Tuesday, 11 December 2012

Social Data

In my last post I recounted a "manual" data intelligence discovery exercise I did while heading home on the train. In this post I'll explore this topic and look into some of the possibilities.

This is made easier by finding a Wikipedia entry that had fallen through a hole in the space time continuum in a beta version of Time Machine on my Mac...

"The social metrix corporation (SoMet) traces its roots back to early 2013 when it received a large venture capital investment from a major hardware vendor. It launched its first App 'PFYT' 6 months later. Penny For Your Thoughts paid subscribers by the megabyte for being left switched on in public places, such as public transport. SoMet was rather secretive about what it did with this information, but in late 2013 started to offer 'information services' to invited subscribers. PFYT became increasingly popular increasing it's payment rates per MB to the point that it was possibly to pay for half your rail fare by leaving the app switched on for the entire trip.

SoMet became highly profitable having many high revenue subscribers. SoMet went on through acquisition to become the major information media and information corporation on Planet Earth. It was not until 2018 that the true nature of the early days of SoMet emerged. PFYT was an application that just recorded all available sound while the app was running and uploaded this to the SoMet BigData farm. Here powerful audio filtering and natural language algorithms were used to digitize conversations. Utilizing readily available search farms this data was then given a contextual framework and added to the SoMet intelligence database. As the popularity grew and went international work gap analysis was used to join together either end of conversations increasing the value of available information. SoMet analysts using the intelligence engine would then identify valuable information that subscribers would then be offered 'exclusive' access to while they remained subscribed to the SoMet services.
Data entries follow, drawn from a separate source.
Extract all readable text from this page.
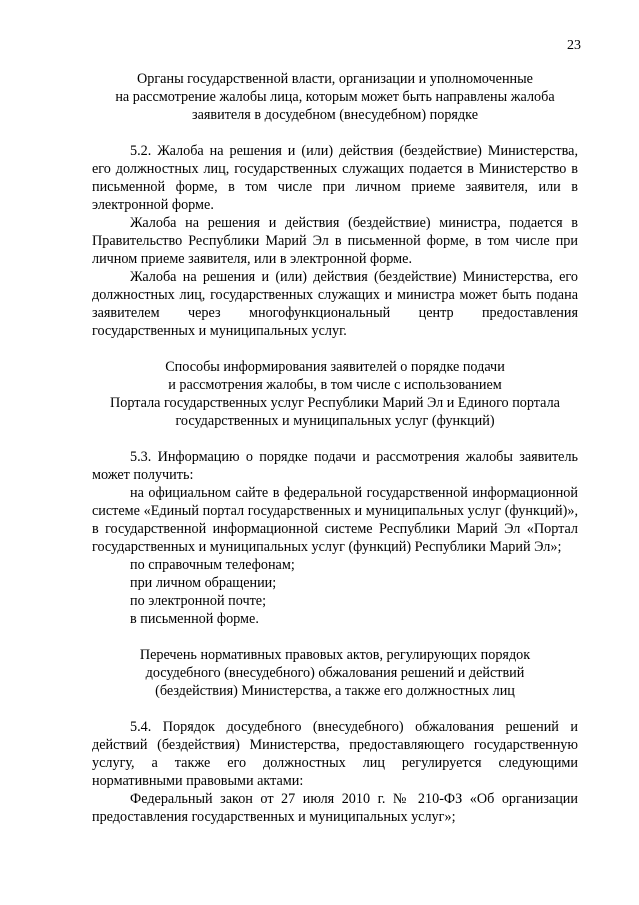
23
Органы государственной власти, организации и уполномоченные
на рассмотрение жалобы лица, которым может быть направлены жалоба
заявителя в досудебном (внесудебном) порядке
5.2. Жалоба на решения и (или) действия (бездействие) Министерства, его должностных лиц, государственных служащих подается в Министерство в письменной форме, в том числе при личном приеме заявителя, или в электронной форме.
Жалоба на решения и действия (бездействие) министра, подается в Правительство Республики Марий Эл в письменной форме, в том числе при личном приеме заявителя, или в электронной форме.
Жалоба на решения и (или) действия (бездействие) Министерства, его должностных лиц, государственных служащих и министра может быть подана заявителем через многофункциональный центр предоставления государственных и муниципальных услуг.
Способы информирования заявителей о порядке подачи
и рассмотрения жалобы, в том числе с использованием
Портала государственных услуг Республики Марий Эл и Единого портала
государственных и муниципальных услуг (функций)
5.3. Информацию о порядке подачи и рассмотрения жалобы заявитель может получить:
на официальном сайте в федеральной государственной информационной системе «Единый портал государственных и муниципальных услуг (функций)», в государственной информационной системе Республики Марий Эл «Портал государственных и муниципальных услуг (функций) Республики Марий Эл»;
по справочным телефонам;
при личном обращении;
по электронной почте;
в письменной форме.
Перечень нормативных правовых актов, регулирующих порядок
досудебного (внесудебного) обжалования решений и действий
(бездействия) Министерства, а также его должностных лиц
5.4. Порядок досудебного (внесудебного) обжалования решений и действий (бездействия) Министерства, предоставляющего государственную услугу, а также его должностных лиц регулируется следующими нормативными правовыми актами:
Федеральный закон от 27 июля 2010 г. № 210-ФЗ «Об организации предоставления государственных и муниципальных услуг»;
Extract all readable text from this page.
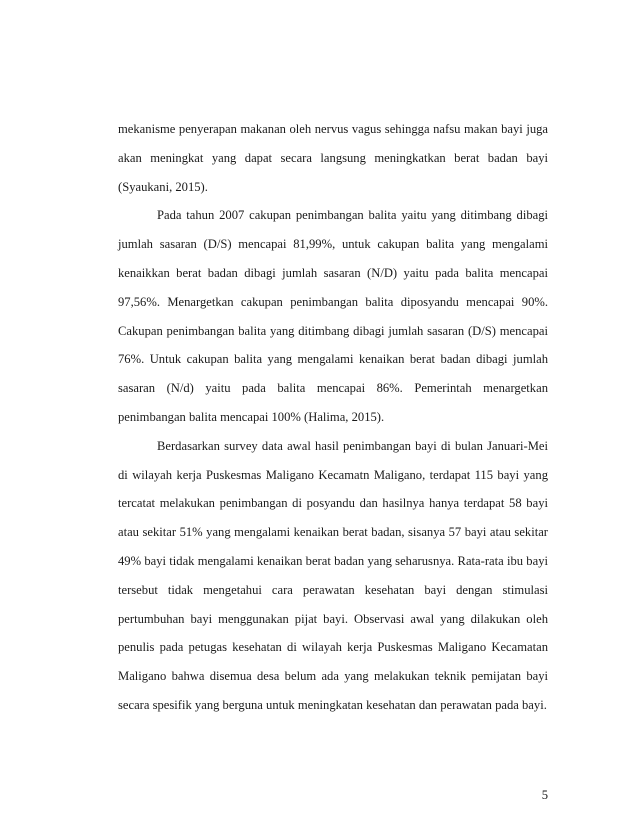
mekanisme penyerapan makanan oleh nervus vagus sehingga nafsu makan bayi juga akan meningkat yang dapat secara langsung meningkatkan berat badan bayi (Syaukani, 2015).

Pada tahun 2007 cakupan penimbangan balita yaitu yang ditimbang dibagi jumlah sasaran (D/S) mencapai 81,99%, untuk cakupan balita yang mengalami kenaikkan berat badan dibagi jumlah sasaran (N/D) yaitu pada balita mencapai 97,56%. Menargetkan cakupan penimbangan balita diposyandu mencapai 90%. Cakupan penimbangan balita yang ditimbang dibagi jumlah sasaran (D/S) mencapai 76%. Untuk cakupan balita yang mengalami kenaikan berat badan dibagi jumlah sasaran (N/d) yaitu pada balita mencapai 86%. Pemerintah menargetkan penimbangan balita mencapai 100% (Halima, 2015).

Berdasarkan survey data awal hasil penimbangan bayi di bulan Januari-Mei di wilayah kerja Puskesmas Maligano Kecamatn Maligano, terdapat 115 bayi yang tercatat melakukan penimbangan di posyandu dan hasilnya hanya terdapat 58 bayi atau sekitar 51% yang mengalami kenaikan berat badan, sisanya 57 bayi atau sekitar 49% bayi tidak mengalami kenaikan berat badan yang seharusnya. Rata-rata ibu bayi tersebut tidak mengetahui cara perawatan kesehatan bayi dengan stimulasi pertumbuhan bayi menggunakan pijat bayi. Observasi awal yang dilakukan oleh penulis pada petugas kesehatan di wilayah kerja Puskesmas Maligano Kecamatan Maligano bahwa disemua desa belum ada yang melakukan teknik pemijatan bayi secara spesifik yang berguna untuk meningkatan kesehatan dan perawatan pada bayi.

5
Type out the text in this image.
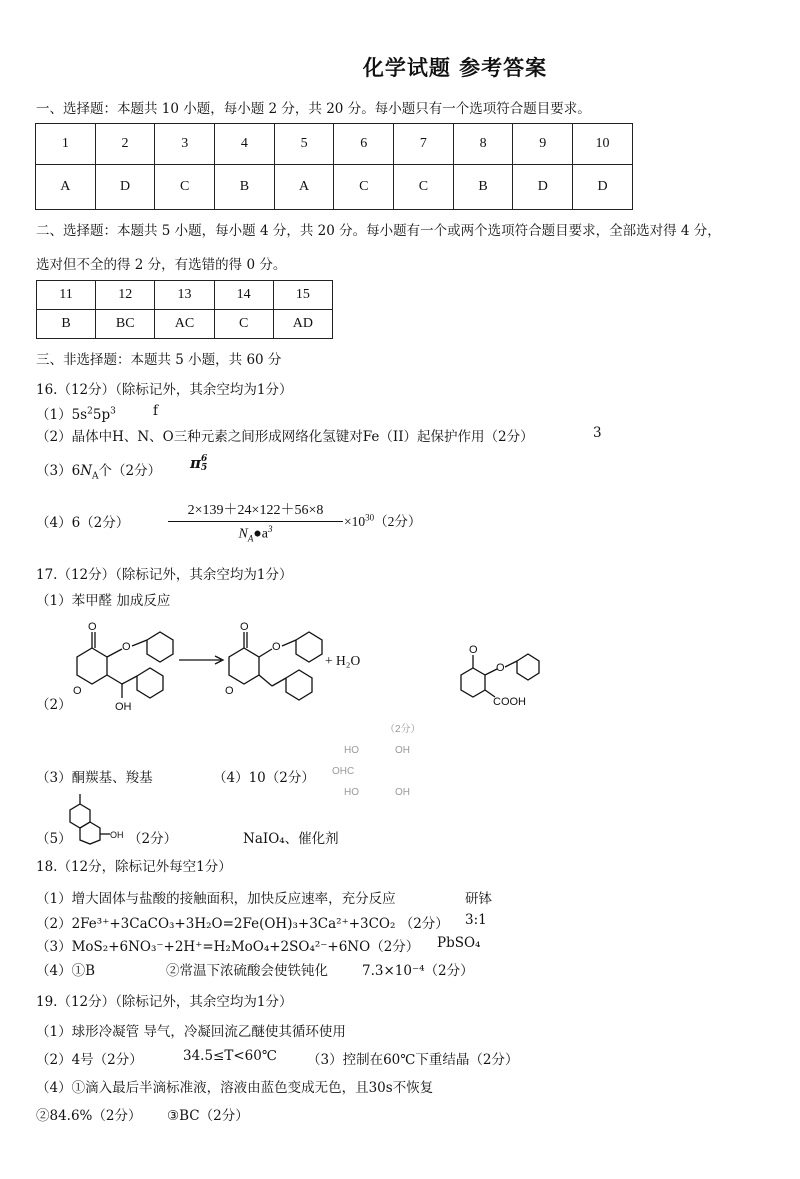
化学试题 参考答案
一、选择题：本题共 10 小题，每小题 2 分，共 20 分。每小题只有一个选项符合题目要求。
1	2	3	4	5	6	7	8	9	10
A	D	C	B	A	C	C	B	D	D
二、选择题：本题共 5 小题，每小题 4 分，共 20 分。每小题有一个或两个选项符合题目要求，全部选对得 4 分，
选对但不全的得 2 分，有选错的得 0 分。
11	12	13	14	15
B	BC	AC	C	AD
三、非选择题：本题共 5 小题，共 60 分
16.（12分）（除标记外，其余空均为1分）
$(1)5s^25p^3$	f
（2）晶体中H、N、O三种元素之间形成网络化氢键对Fe（II）起保护作用（2分）	3
$(3)6N_A$个（2分） π 6
5
（4）6（2分）	$\frac{2\times 139+24\times 122+56\times 8}{N_A●a^3} \times 10^{30}(2$分）
17.（12分）（除标记外，其余空均为1分）
（1）苯甲醛 加成反应
（2）
O
O
OH
O
O
O
O
+ H₂O
O
O
COOH
（2分）
HO	OH
OHC
HO	OH
（3）酮羰基、羧基	（4）10（2分）
（5）	OH （2分）	NaIO₄、催化剂
18.（12分，除标记外每空1分）
（1）增大固体与盐酸的接触面积，加快反应速率，充分反应	研钵
（2）2Fe³⁺+3CaCO₃+3H₂O=2Fe(OH)₃+3Ca²⁺+3CO₂ （2分） 3:1
（3）MoS₂+6NO₃⁻+2H⁺=H₂MoO₄+2SO₄²⁻+6NO（2分） PbSO₄
（4）①B	②常温下浓硫酸会使铁钝化	7.3×10⁻⁴（2分）
19.（12分）（除标记外，其余空均为1分）
（1）球形冷凝管 导气，冷凝回流乙醚使其循环使用
（2）4号（2分）	34.5≤T<60℃ （3）控制在60℃下重结晶（2分）
（4）①滴入最后半滴标准液，溶液由蓝色变成无色，且30s不恢复
②84.6%（2分） ③BC（2分）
SoMet used freely available data from the public domain to blackmail corporations and individuals on a grand scale. By the time that their information source began to dry up in mid 2015 they had made sufficient profit to move into other more legitimate business areas. SoMet are credited with the silence that and whispered conversation that is now common in all public areas."
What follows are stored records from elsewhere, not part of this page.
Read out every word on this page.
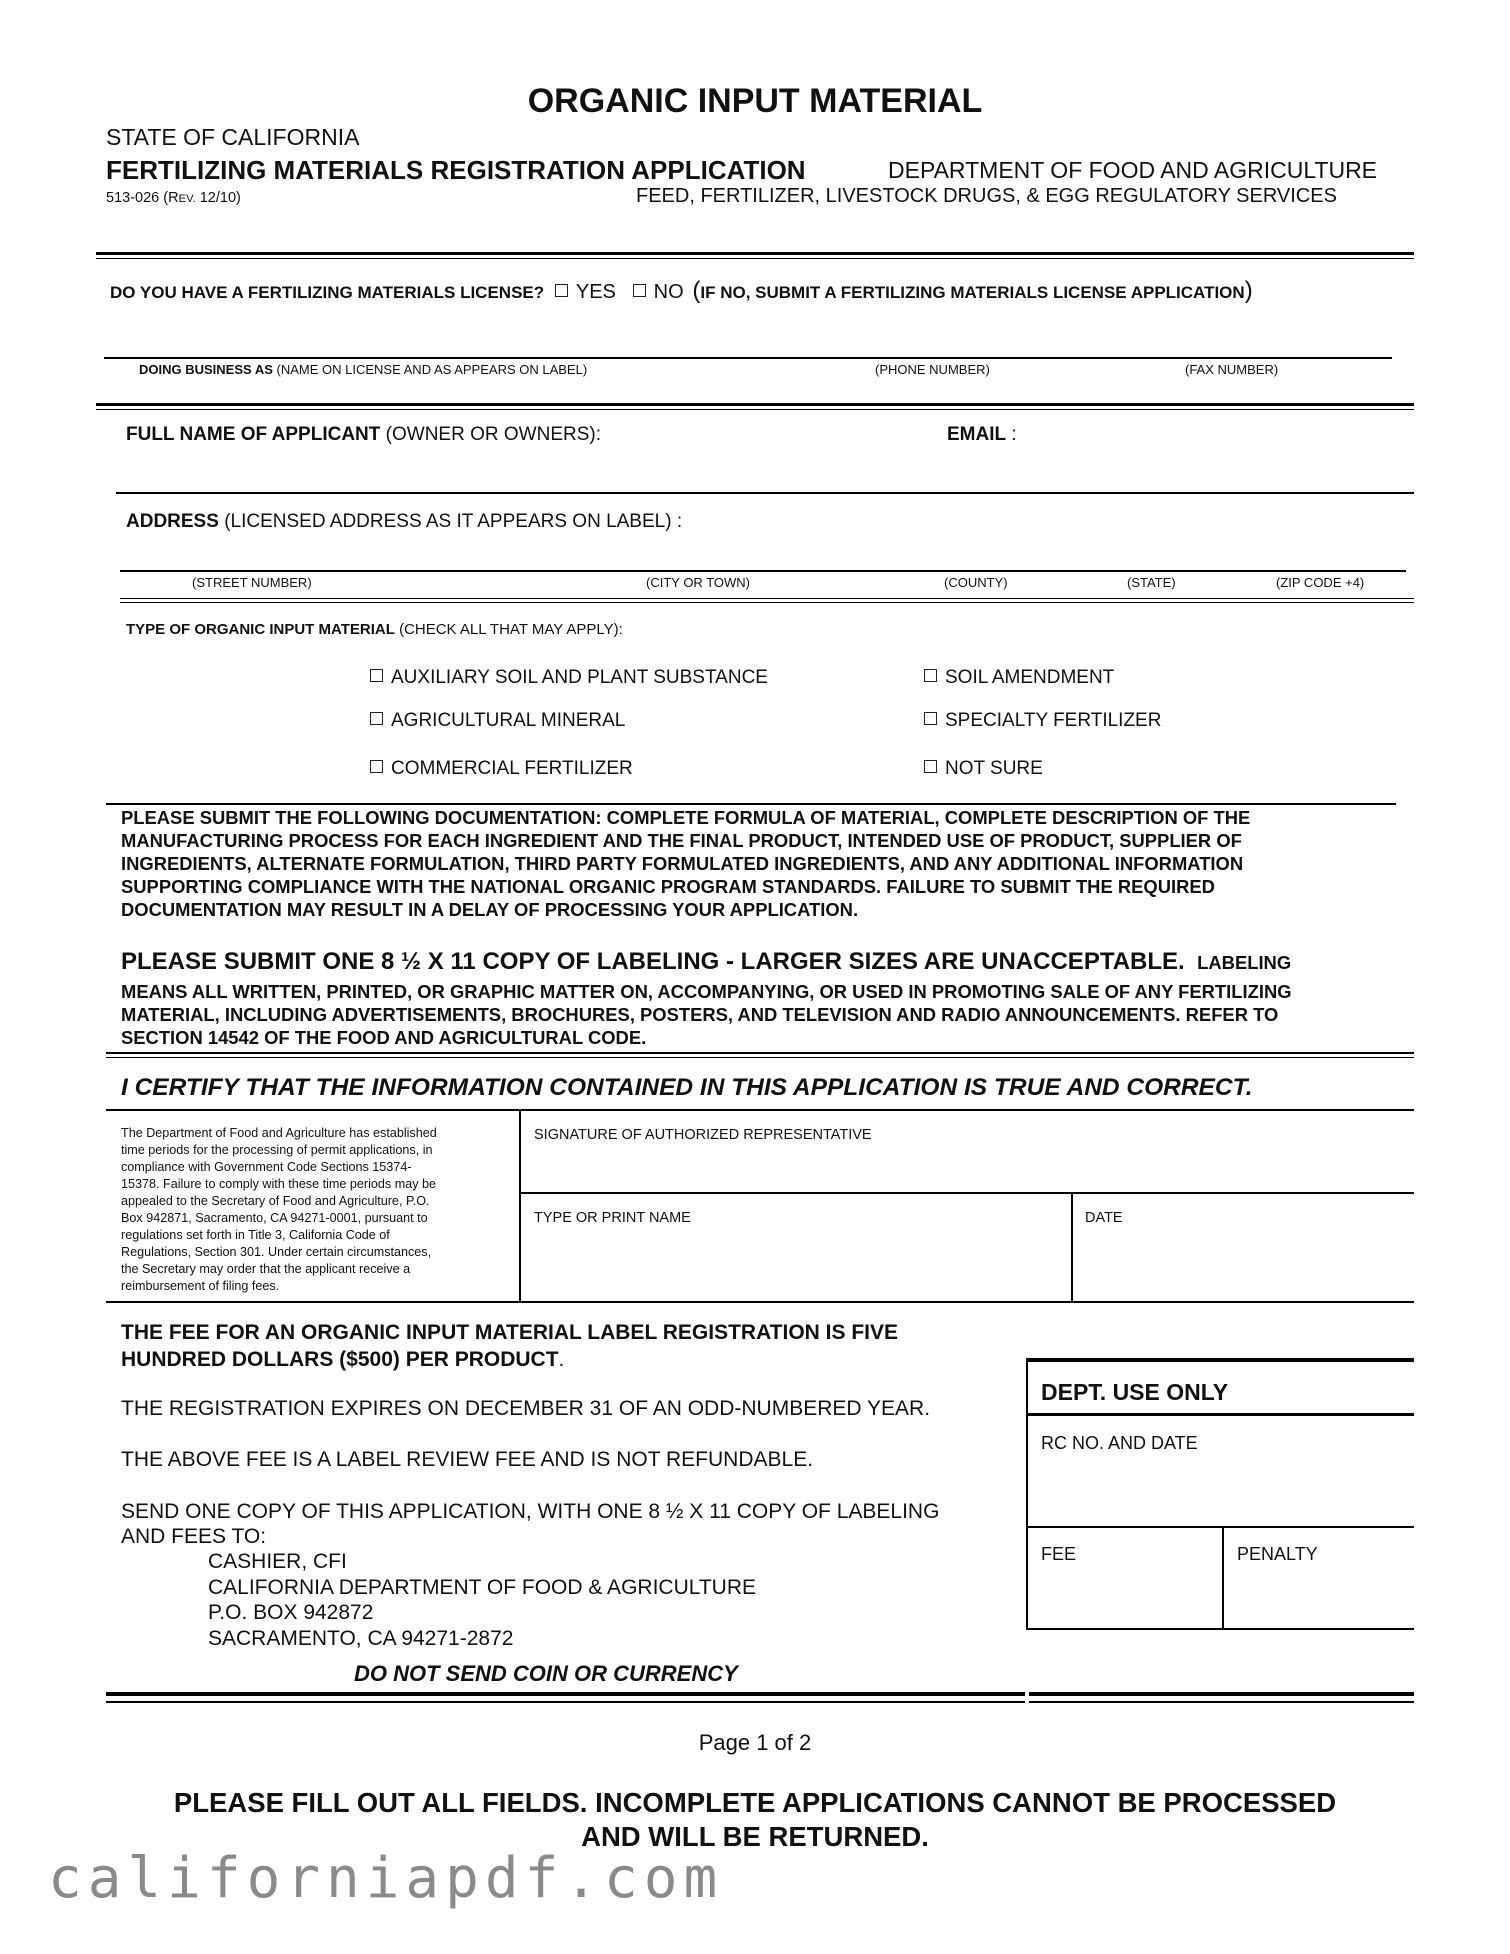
ORGANIC INPUT MATERIAL
STATE OF CALIFORNIA
FERTILIZING MATERIALS REGISTRATION APPLICATION	DEPARTMENT OF FOOD AND AGRICULTURE
513-026 (REV. 12/10)	FEED, FERTILIZER, LIVESTOCK DRUGS, & EGG REGULATORY SERVICES
DO YOU HAVE A FERTILIZING MATERIALS LICENSE? YES NO (IF NO, SUBMIT A FERTILIZING MATERIALS LICENSE APPLICATION)
DOING BUSINESS AS (NAME ON LICENSE AND AS APPEARS ON LABEL)	(PHONE NUMBER)	(FAX NUMBER)
FULL NAME OF APPLICANT (OWNER OR OWNERS):	EMAIL :
ADDRESS (LICENSED ADDRESS AS IT APPEARS ON LABEL) :
(STREET NUMBER)	(CITY OR TOWN)	(COUNTY)	(STATE)	(ZIP CODE +4)
TYPE OF ORGANIC INPUT MATERIAL (CHECK ALL THAT MAY APPLY):
AUXILIARY SOIL AND PLANT SUBSTANCE	SOIL AMENDMENT
AGRICULTURAL MINERAL	SPECIALTY FERTILIZER
COMMERCIAL FERTILIZER	NOT SURE
PLEASE SUBMIT THE FOLLOWING DOCUMENTATION: COMPLETE FORMULA OF MATERIAL, COMPLETE DESCRIPTION OF THE
MANUFACTURING PROCESS FOR EACH INGREDIENT AND THE FINAL PRODUCT, INTENDED USE OF PRODUCT, SUPPLIER OF
INGREDIENTS, ALTERNATE FORMULATION, THIRD PARTY FORMULATED INGREDIENTS, AND ANY ADDITIONAL INFORMATION
SUPPORTING COMPLIANCE WITH THE NATIONAL ORGANIC PROGRAM STANDARDS. FAILURE TO SUBMIT THE REQUIRED
DOCUMENTATION MAY RESULT IN A DELAY OF PROCESSING YOUR APPLICATION.
PLEASE SUBMIT ONE 8 ½ X 11 COPY OF LABELING - LARGER SIZES ARE UNACCEPTABLE. LABELING
MEANS ALL WRITTEN, PRINTED, OR GRAPHIC MATTER ON, ACCOMPANYING, OR USED IN PROMOTING SALE OF ANY FERTILIZING
MATERIAL, INCLUDING ADVERTISEMENTS, BROCHURES, POSTERS, AND TELEVISION AND RADIO ANNOUNCEMENTS. REFER TO
SECTION 14542 OF THE FOOD AND AGRICULTURAL CODE.
I CERTIFY THAT THE INFORMATION CONTAINED IN THIS APPLICATION IS TRUE AND CORRECT.
The Department of Food and Agriculture has established
time periods for the processing of permit applications, in
compliance with Government Code Sections 15374-
15378. Failure to comply with these time periods may be
appealed to the Secretary of Food and Agriculture, P.O.
Box 942871, Sacramento, CA 94271-0001, pursuant to
regulations set forth in Title 3, California Code of
Regulations, Section 301. Under certain circumstances,
the Secretary may order that the applicant receive a
reimbursement of filing fees.
SIGNATURE OF AUTHORIZED REPRESENTATIVE
TYPE OR PRINT NAME	DATE
THE FEE FOR AN ORGANIC INPUT MATERIAL LABEL REGISTRATION IS FIVE
HUNDRED DOLLARS ($500) PER PRODUCT.
THE REGISTRATION EXPIRES ON DECEMBER 31 OF AN ODD-NUMBERED YEAR.
THE ABOVE FEE IS A LABEL REVIEW FEE AND IS NOT REFUNDABLE.
SEND ONE COPY OF THIS APPLICATION, WITH ONE 8 ½ X 11 COPY OF LABELING
AND FEES TO:
CASHIER, CFI
CALIFORNIA DEPARTMENT OF FOOD & AGRICULTURE
P.O. BOX 942872
SACRAMENTO, CA 94271-2872
DO NOT SEND COIN OR CURRENCY
DEPT. USE ONLY
RC NO. AND DATE
FEE	PENALTY
Page 1 of 2
PLEASE FILL OUT ALL FIELDS. INCOMPLETE APPLICATIONS CANNOT BE PROCESSED
AND WILL BE RETURNED.
californiapdf.com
Clearly SoMet is a made up concept and the reality is that the lid would be blown on such an organisation almost immediately, but what of the data concepts in there? For the sake of convenience I'll skip over the obvious detail of filtering out individual conversation from the background noise, but as the human ear and brain combination can resolve this problem its clearly not insurmountable. Voice recognition is also another area that while not easy is being resolved. So this gets us to the point where we have multiple streams of data. But what can we do with this information to give it context?

Even in it's basic form the audio stream can provide useful information. By analyzing the pattern of word gaps and lengths of conversation, simple one to one conversations could be matched together. Obviously multiparty conference calls would be a rather more difficult proposition due to the more complex interleaving of speakers. Linking both parts of the conversation clearly adds value by filling on context and linking more information.

The real value is in the text stream that comes out of the language processing. This is quite a well studied field already, with many approaches available already, including implementations on Hadoop. This is akin to the process I did manually while sat on the train by using various search engines, a big data work thread could churn through this automatically. By analyzing the language and relations the really useful information could be located. Once candidate conversations are identified each could be recalled for analysts to listen to and add further information.

So by following this simple excise there really is little in the way other than the source of the raw material from doing this sort of processing today. Perhaps someone already is? So just to be safe it's probably best to leave that work conversation for the office.